Ces chiffres ne me surprennent pas mais ils devraient plutôt nous alerter. Le sujet n’est pas de pointer du doigt ces « vilaines » familles qui maltraitent leurs proches âgés ou handicapés. La question qu’il est important de se poser est de savoir quels sont les prérequis pour que cette aidance à l’autre se fasse dans des conditions acceptables pour l’aidant et des conditions correctes pour la personne aidée par un proche.
Aujourd’hui, il y a une pression morale extrêmement forte sur les familles, et particulièrement sur les femmes. Ces dernières étaient souvent sans activité avant les années 1960, elles pouvaient ainsi prendre en charge les grands-parents quand ils n’allaient pas bien, mais les choses ont changé depuis. Aujourd’hui, 67 % d’entre elles travaillent, elles cherchent donc des solutions pour accompagner l’autre : trouver des services de soins infirmiers, des services d’aide à domicile, le kinésithérapeute, le rééducateur… Et trop souvent, on dit « aide, mon brave, je t’aiderai à aider ». Il faut changer de positionnement, on en a marre de cette pression morale.

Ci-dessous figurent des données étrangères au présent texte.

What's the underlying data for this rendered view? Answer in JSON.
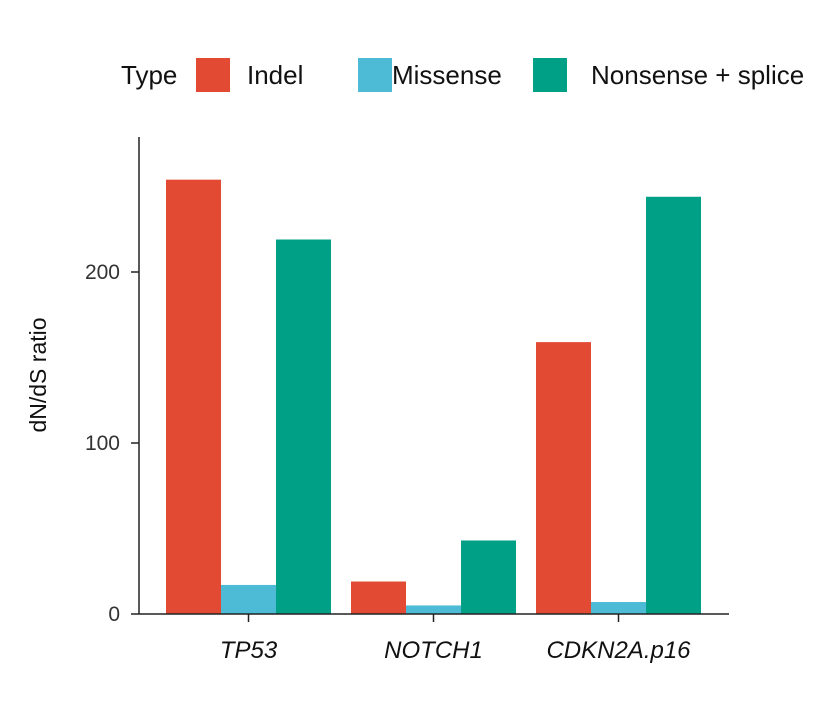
{
  "chart_data": {
    "type": "bar",
    "title": "",
    "xlabel": "",
    "ylabel": "dN/dS ratio",
    "ylim": [
      0,
      280
    ],
    "yticks": [
      0,
      100,
      200
    ],
    "grid": false,
    "legend": {
      "title": "Type",
      "placement": "top"
    },
    "categories": [
      "TP53",
      "NOTCH1",
      "CDKN2A.p16"
    ],
    "series": [
      {
        "name": "Indel",
        "color": "#e34a33",
        "values": [
          254,
          19,
          159
        ]
      },
      {
        "name": "Missense",
        "color": "#4dbbd5",
        "values": [
          17,
          5,
          7
        ]
      },
      {
        "name": "Nonsense + splice",
        "color": "#00a087",
        "values": [
          219,
          43,
          244
        ]
      }
    ]
  }
}
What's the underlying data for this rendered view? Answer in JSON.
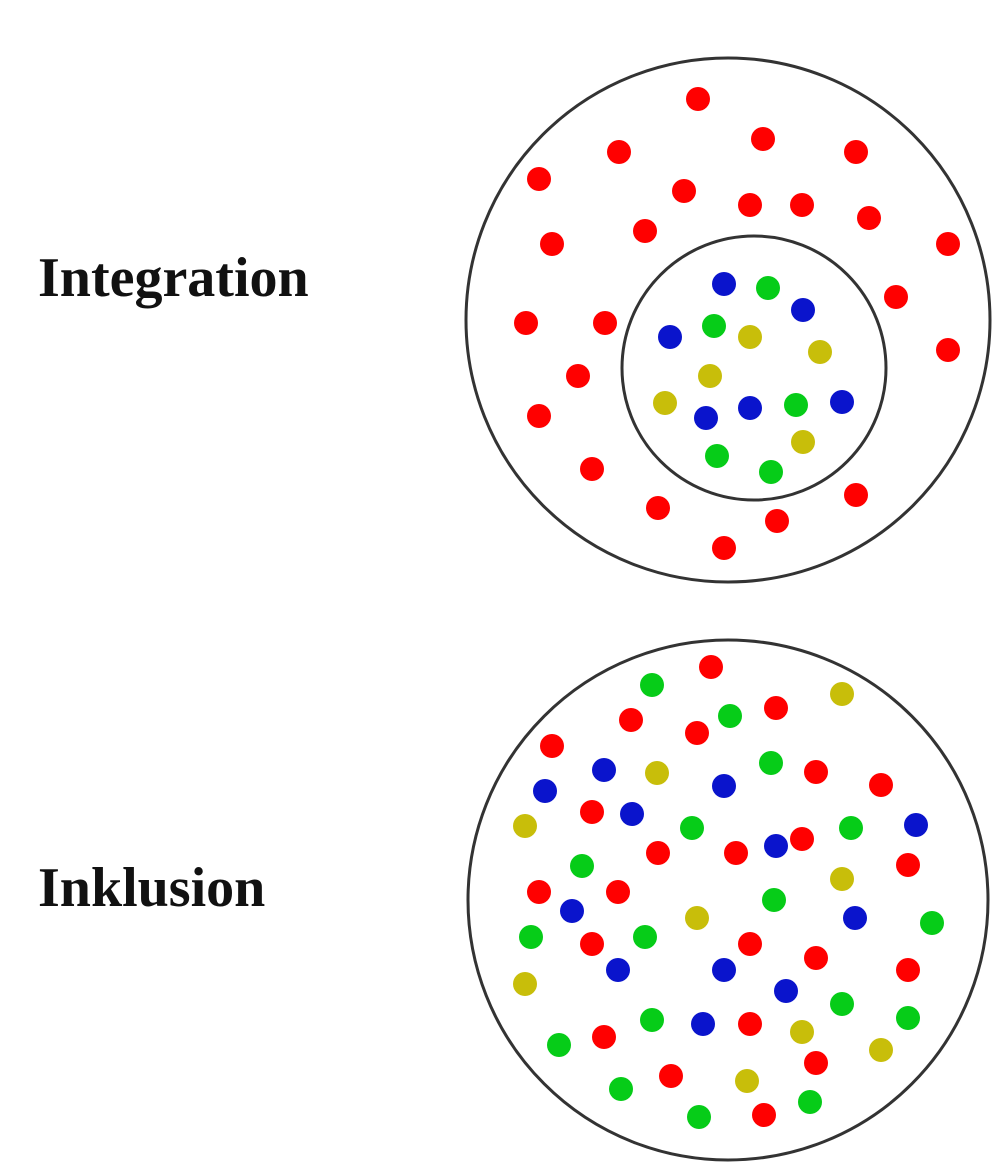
{
  "integration": {
    "label": "Integration"
  },
  "inclusion": {
    "label": "Inklusion"
  },
  "colors": {
    "red": "#ff0000",
    "blue": "#0a14cc",
    "green": "#06cc18",
    "yellow": "#c8be0a",
    "outline": "#333333"
  }
}
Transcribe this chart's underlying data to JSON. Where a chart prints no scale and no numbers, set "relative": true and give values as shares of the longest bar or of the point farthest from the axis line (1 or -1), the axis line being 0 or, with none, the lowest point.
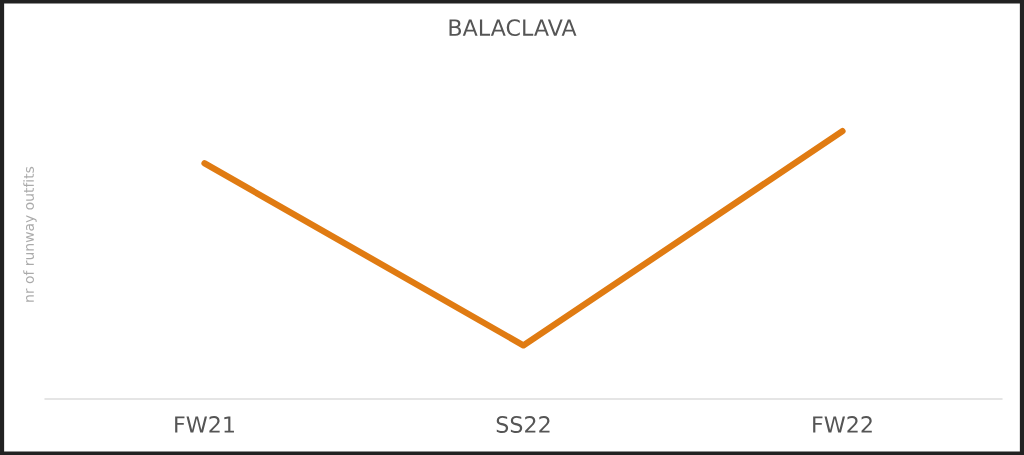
{
  "chart_data": {
    "type": "line",
    "title": "BALACLAVA",
    "ylabel": "nr of runway outfits",
    "categories": [
      "FW21",
      "SS22",
      "FW22"
    ],
    "relative": true,
    "series": [
      {
        "color": "#e07b12",
        "values": [
          0.88,
          0.2,
          1
        ]
      }
    ],
    "grid": false,
    "legend": false,
    "marker": "none",
    "line_style": "solid"
  }
}
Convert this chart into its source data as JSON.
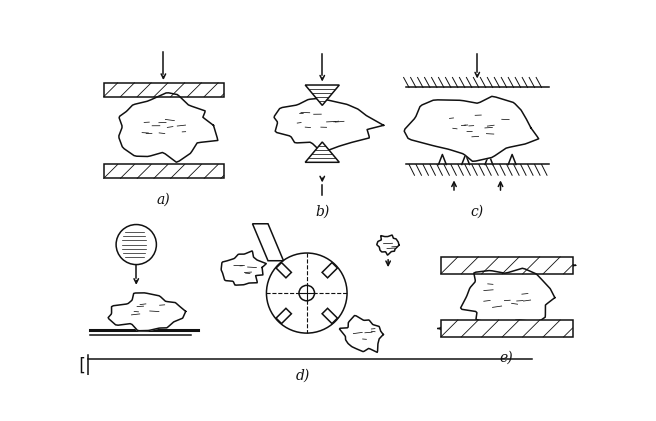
{
  "bg_color": "#ffffff",
  "ink_color": "#111111",
  "label_fontsize": 10,
  "labels": [
    "a)",
    "b)",
    "c)",
    "d)",
    "e)"
  ]
}
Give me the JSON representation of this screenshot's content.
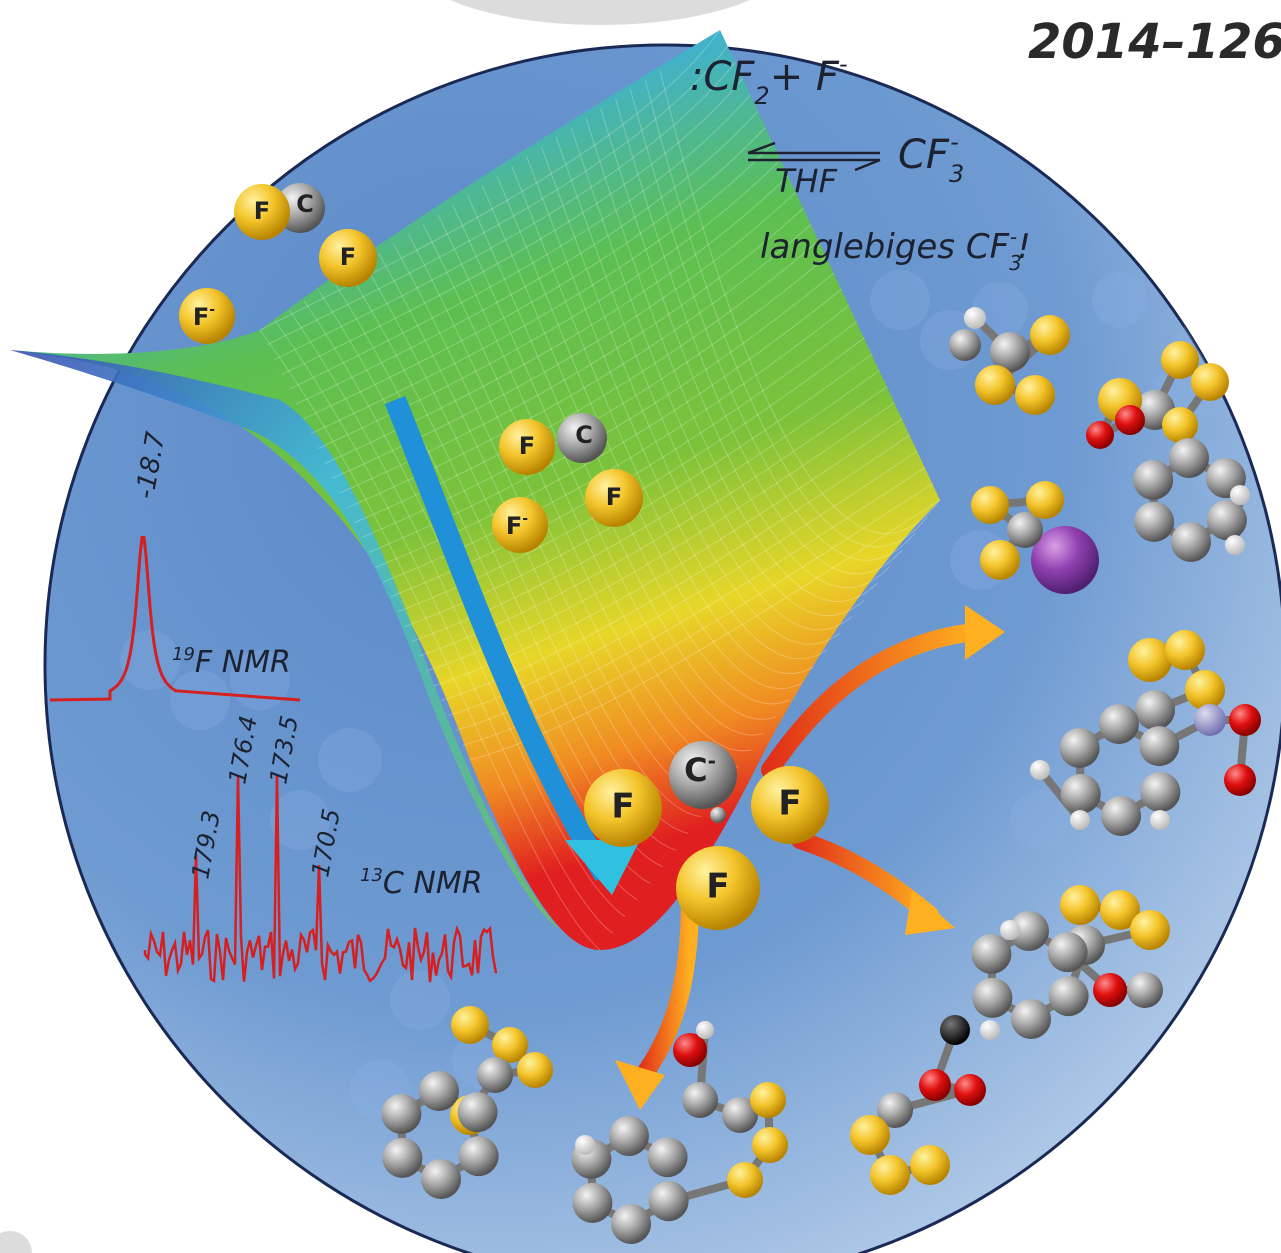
{
  "issue": "2014–126",
  "equation": {
    "reactants": [
      ":CF",
      "2",
      "+ F",
      "-"
    ],
    "solvent": "THF",
    "product": [
      "CF",
      "3",
      "-"
    ]
  },
  "note": [
    "langlebiges CF",
    "3",
    "-",
    "!"
  ],
  "molecules": {
    "carbene_top": [
      "F",
      "C",
      "F"
    ],
    "fluoride_top": [
      "F",
      "-"
    ],
    "carbene_mid": [
      "F",
      "C",
      "F"
    ],
    "fluoride_mid": [
      "F",
      "-"
    ],
    "anion": {
      "center": [
        "C",
        "-"
      ],
      "ligands": [
        "F",
        "F",
        "F"
      ]
    }
  },
  "nmr": {
    "f19": {
      "peak": "-18.7",
      "label": [
        "19",
        "F NMR"
      ]
    },
    "c13": {
      "peaks": [
        "179.3",
        "176.4",
        "173.5",
        "170.5"
      ],
      "label": [
        "13",
        "C NMR"
      ]
    }
  }
}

Ce sont ainsi des situations qui génèrent de la maltraitance.
Les familles sont encouragées à s’occuper de leurs proches âgés ou handicapés. On leur dit que leur sacrifice est magnifique mais on met ces personnes dans des situations impossibles. Elles restent à la maison et font tout du sol au plafond, en n’oubliant pas la toilette intime, donner à manger, changer les couches… Aujourd’hui, on nous dit que c’est aux aidants de faire les soins. Mais depuis quand je sais surveiller les escarres de mes parents, c’est quoi cette histoire ?… La situation est la même quand une femme ou un fils doit réaliser la toilette intime de son mari ou de son père devenu incontinent, c’est juste insupportable. De plus, la personne âgée ou l’adulte handicapé n’a pas forcément envie que cela soit ses proches qui lui prodiguent les soins.
Soyons réalistes, faisons de la prévention, travaillons en amont sur les conditions du vivre ensemble. Il faut pouvoir estimer le niveau d’aide que le proche peut apporter sans y perdre sa vie, son âme, son sommeil, son alimentation, ses relations sociales… Soyons courageux !
La maltraitance est consubstantielle à la dépendance, il faut par conséquent agir en prévention et ne pas attendre l’acte de maltraitance. On connaît depuis extrêmement longtemps les facteurs qui amènent à des situations à risque de maltraitance, on a d’ailleurs aujourd’hui des indicateurs internationaux sur le sujet. Ainsi, l’incontinence, l’isolement, la cohabitation d’une vieille personne malade avec une fille ou un fils en difficulté sociale, avec des problèmes d’alcoolémie ou psychiatriques, en font partie. Dans tous les cas, l’intervention des services à domicile est essentielle car c’est une présence dans la cellule familiale qui permet que l’aidant ne se sente pas contraint. De plus, les intervenants professionnels assurent également une vigilance concernant l’aidant. Mais le problème est que le secteur de l’aide et des soins à domicile est saturé, ils ont de moins en moins de temps pour leurs missions et cela se répercute sur l’aidant.
Aujourd’hui, il y a des solutions pour que la maltraitance n’existe pas, il y a des conditions pour que le vivre à domicile soit possible. La première est le véritable assentiment de la personne concernée, la deuxième est que les proches soient en capacité de le faire sans s’épuiser. La suivante est que l’environnement médical valide le projet de vivre à domicile avec la participation des proches aidants et d’intervenants professionnels. La dernière est que cela soit financièrement abordable. Quand toutes ces conditions sont réunies, on évite un certain nombre de risques de maltraitance car il n’y a pas des bons et des méchants aidants, il y a seulement des conditions dans lesquelles les gens ne peuvent pas survivre.